Las cámaras de seguridad captan al minino justo cuando el tigre se rinde ante el sueño después de su comida. El “naranja” se acerca a la charola con una confianza que raya en la insolencia, comiendo como si le estuviera haciendo un favor al gran felino al terminar sus sobras. La primera vez que el tigre despertó y lo vio, se quedó congelado por la confusión; en seis años de vida, nunca había procesado que una criatura tan pequeña tuviera semejante nivel de atrevimiento.

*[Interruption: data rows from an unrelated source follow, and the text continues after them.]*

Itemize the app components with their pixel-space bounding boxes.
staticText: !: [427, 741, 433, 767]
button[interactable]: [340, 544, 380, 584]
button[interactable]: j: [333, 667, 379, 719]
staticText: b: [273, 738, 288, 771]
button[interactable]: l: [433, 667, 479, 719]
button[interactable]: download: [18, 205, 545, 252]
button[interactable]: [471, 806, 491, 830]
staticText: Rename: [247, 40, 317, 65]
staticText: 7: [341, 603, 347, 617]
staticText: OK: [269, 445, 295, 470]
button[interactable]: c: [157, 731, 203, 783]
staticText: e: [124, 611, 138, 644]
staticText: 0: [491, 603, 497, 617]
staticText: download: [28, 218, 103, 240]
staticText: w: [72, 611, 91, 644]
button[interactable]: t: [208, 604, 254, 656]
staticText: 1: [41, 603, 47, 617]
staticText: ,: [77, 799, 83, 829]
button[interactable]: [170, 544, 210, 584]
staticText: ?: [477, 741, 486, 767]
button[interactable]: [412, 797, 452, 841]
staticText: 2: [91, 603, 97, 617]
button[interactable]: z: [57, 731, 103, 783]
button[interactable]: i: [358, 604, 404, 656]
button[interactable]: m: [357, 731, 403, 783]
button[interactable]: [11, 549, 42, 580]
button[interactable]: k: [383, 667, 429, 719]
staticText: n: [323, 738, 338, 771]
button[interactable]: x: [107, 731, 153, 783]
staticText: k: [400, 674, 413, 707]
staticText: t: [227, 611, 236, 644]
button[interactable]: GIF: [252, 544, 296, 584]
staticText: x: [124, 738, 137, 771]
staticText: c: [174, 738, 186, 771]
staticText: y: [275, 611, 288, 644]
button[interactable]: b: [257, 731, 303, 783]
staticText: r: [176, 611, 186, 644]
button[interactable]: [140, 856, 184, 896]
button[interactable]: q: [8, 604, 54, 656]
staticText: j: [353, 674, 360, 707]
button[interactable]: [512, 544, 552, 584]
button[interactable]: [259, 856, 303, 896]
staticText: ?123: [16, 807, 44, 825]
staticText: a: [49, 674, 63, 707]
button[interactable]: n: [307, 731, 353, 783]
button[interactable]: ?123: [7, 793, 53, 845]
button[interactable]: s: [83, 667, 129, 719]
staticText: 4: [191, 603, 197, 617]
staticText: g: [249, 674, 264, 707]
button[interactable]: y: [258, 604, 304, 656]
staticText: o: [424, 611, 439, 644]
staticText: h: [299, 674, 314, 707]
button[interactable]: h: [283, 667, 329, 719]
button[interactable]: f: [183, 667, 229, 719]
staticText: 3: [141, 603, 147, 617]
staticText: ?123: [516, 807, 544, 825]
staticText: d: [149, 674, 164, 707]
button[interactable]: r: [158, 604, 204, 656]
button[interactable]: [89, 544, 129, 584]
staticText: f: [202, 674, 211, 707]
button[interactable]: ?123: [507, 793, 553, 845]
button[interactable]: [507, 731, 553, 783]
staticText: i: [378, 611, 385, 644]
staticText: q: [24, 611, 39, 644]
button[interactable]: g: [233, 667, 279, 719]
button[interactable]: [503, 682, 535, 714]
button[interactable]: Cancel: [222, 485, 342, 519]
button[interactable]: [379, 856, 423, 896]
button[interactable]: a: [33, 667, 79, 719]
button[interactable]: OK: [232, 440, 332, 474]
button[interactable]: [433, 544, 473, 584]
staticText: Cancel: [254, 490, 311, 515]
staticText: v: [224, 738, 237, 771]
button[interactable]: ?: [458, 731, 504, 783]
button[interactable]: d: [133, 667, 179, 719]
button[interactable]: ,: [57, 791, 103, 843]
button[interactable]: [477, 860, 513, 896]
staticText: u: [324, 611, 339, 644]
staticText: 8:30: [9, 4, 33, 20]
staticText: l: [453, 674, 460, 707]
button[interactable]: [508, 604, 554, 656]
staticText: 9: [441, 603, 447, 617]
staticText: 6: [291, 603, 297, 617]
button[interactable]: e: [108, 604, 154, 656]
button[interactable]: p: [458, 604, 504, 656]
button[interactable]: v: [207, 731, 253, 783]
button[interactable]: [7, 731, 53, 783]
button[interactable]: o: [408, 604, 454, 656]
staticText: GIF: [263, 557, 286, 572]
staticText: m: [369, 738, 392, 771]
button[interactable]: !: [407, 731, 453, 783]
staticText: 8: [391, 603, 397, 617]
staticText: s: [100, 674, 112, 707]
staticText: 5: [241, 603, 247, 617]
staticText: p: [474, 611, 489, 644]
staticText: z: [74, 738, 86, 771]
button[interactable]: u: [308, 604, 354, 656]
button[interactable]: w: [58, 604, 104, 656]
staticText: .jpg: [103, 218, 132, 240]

Se han intentado todas las tácticas posibles para detenerlo: desde tapar huecos en las rejas hasta poner trampas con atún. Sin embargo, el gato es un genio de la evasión: se come el atún de la trampa y luego sigue de largo hacia la carne del tigre. Incluso cuando los cuidadores cambiaron el horario de comida del gran depredador para despistar al intruso, el gato naranja simplemente ajustó su propia agenda para coincidir con el nuevo banquete.
Hoy en día, el tigre parece haber aceptado su derrota psicológica y ya ni siquiera se levanta cuando ve llegar a su pequeño invitado. Simplemente abre un ojo, lo mira comer y vuelve a dormir, como quien acepta que hay batallas que no vale la pena pelear. Aunque oficialmente el gato no existe para el zoológico, los cuidadores ya le han puesto un nombre en el registro interno, celebrando que el naranja sigue invicto en su peligroso festín.